First, I load the most recent version of R as a module. Then I change into my-dir (this can be named whatever you like), using the entire file path (it didn’t seem to work without this). Finally, I use the Rscript command (rather than loading R by typing R and then running source() on the file; this seemed hard to do in a shell script), which required finding the entire file path to that command (to be totally honest, I have no idea how I found that, oye), and then passing the full path to the file I wanted to run. Easy, right? :)

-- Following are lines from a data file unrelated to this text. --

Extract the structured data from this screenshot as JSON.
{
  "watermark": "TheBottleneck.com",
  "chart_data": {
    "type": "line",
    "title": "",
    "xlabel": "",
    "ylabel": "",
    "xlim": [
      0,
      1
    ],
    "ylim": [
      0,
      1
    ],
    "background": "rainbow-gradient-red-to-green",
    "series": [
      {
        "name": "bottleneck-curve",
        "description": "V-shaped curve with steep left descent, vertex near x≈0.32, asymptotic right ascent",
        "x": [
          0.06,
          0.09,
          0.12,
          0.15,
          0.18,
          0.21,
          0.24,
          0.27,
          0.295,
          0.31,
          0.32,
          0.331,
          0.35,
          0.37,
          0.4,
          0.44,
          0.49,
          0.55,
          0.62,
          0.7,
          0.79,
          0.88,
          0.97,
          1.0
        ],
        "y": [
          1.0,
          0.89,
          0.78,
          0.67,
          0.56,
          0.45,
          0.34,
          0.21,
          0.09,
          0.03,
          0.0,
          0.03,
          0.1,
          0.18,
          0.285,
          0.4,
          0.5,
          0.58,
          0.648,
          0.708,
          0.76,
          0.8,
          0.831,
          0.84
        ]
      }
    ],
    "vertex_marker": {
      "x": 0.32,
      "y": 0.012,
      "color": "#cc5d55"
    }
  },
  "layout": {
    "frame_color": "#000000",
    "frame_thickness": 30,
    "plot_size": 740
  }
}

As if this wasn’t quite hard enough, I now had to upload the file to the server from the command line. Seems easy enough, but, of course, there’s not a text editor you can simply open (open my-file.txt does not work). I used vim. First, I created a new file: touch Then vim The next part was relatively easy, I copy-pasted the above five lines (the two headers and three lines of code) into the file via vim. Of course, this meant I had to exit vim.

There are also other ways to upload files; it looks like the scp command is helpful, especially for longer files.

Schedule the job

The last step is scheduling and submitting the job. This was actually delightfully easy. From the command line, qsub

Monitor the job

Finally, I could monitor the job (whether it has started running or is queued; if it is running, for how long it has been doing so) by typing qstat -a.

Access the output

There is one more step - what to do when you’re done. I’ve learned the hard way that it’s important (of course, now it seems obvious) to write/save the output, so you can view/download/use it. I found it helpful to use the sftp command; this required loggin and authenticating again, but was able to get (save to my computer) files easily (e.g., get output.rds).